As much a symbol of the Yankees organization as George Steinbrenner, Sheppard has been given the honor of a dining area being named after him in the new stadium.

One of my first Yankee Stadium memories was Sheppard announcing my childhood idol, Don Mattingly, batting third and playing first base:

"At first base...No. 23...Don Mattingly...No. 23."

Sheppard is so beloved in the Bronx, that Derek Jeter refused to be announced by anyone else following his departure due to illness.

The Yankees subsequently played a recording of Sheppard's voice introducing the Yankee shortstop, as if "The Voice of God" had never left.

I had the great pleasure to attend the final game ever played at the old Yankee Stadium on September 21, 2008.

During the farewell ceremonies, Sheppard made a surprise appearance on the outfield video screen.

The stadium grew silent, and every fan in the stands that day waited with baited breath to hear what he had to say.

Appearing in better shape than most had expected, Sheppard read a short poem about the stadium he loved and the franchise that looked up to him.

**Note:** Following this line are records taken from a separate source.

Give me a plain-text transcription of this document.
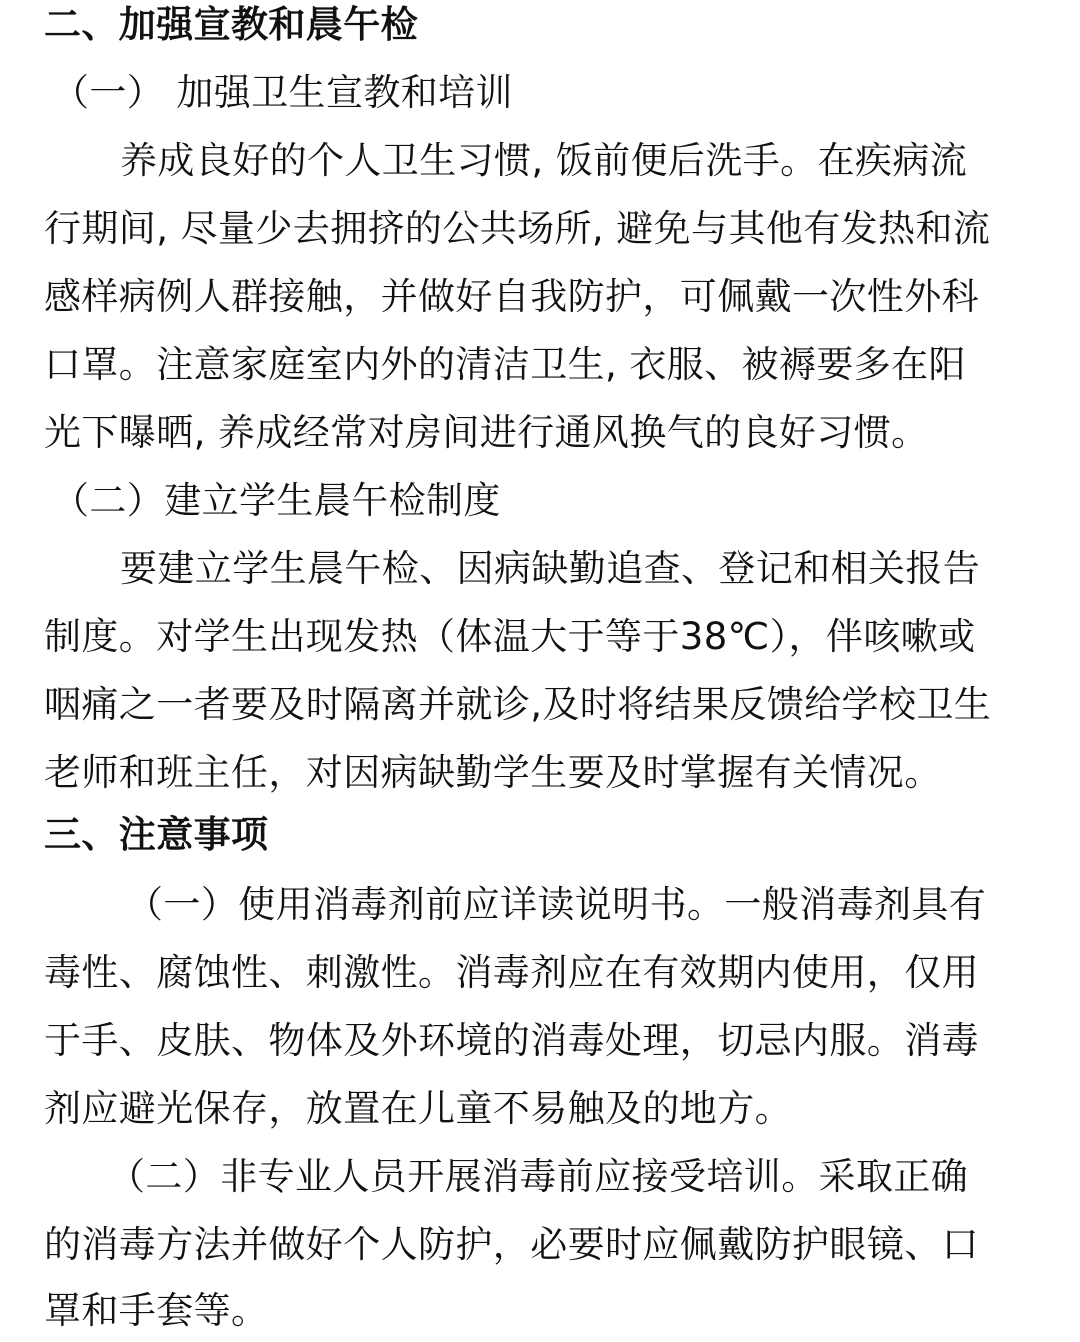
二、加强宣教和晨午检
（一） 加强卫生宣教和培训
养成良好的个人卫生习惯, 饭前便后洗手。在疾病流
行期间, 尽量少去拥挤的公共场所, 避免与其他有发热和流
感样病例人群接触，并做好自我防护，可佩戴一次性外科
口罩。注意家庭室内外的清洁卫生, 衣服、被褥要多在阳
光下曝晒, 养成经常对房间进行通风换气的良好习惯。
（二）建立学生晨午检制度
要建立学生晨午检、因病缺勤追查、登记和相关报告
制度。对学生出现发热（体温大于等于38℃），伴咳嗽或
咽痛之一者要及时隔离并就诊,及时将结果反馈给学校卫生
老师和班主任，对因病缺勤学生要及时掌握有关情况。
三、注意事项
（一）使用消毒剂前应详读说明书。一般消毒剂具有
毒性、腐蚀性、刺激性。消毒剂应在有效期内使用，仅用
于手、皮肤、物体及外环境的消毒处理，切忌内服。消毒
剂应避光保存，放置在儿童不易触及的地方。
（二）非专业人员开展消毒前应接受培训。采取正确
的消毒方法并做好个人防护，必要时应佩戴防护眼镜、口
罩和手套等。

The new stadium will feel like an alien planet when fans show up on April 16 to watch the home opener. However, it would at least sound like home, if Sheppard's voice were to be carried over the stadium's speakers.

We will all miss hearing him for our own selfish reasons as the season begins, but all we can hope for is his speedy and complete recovery.

Here's to you, Mr. Sheppard.

You are the game's best PA announcer, but most of all, you are a great man.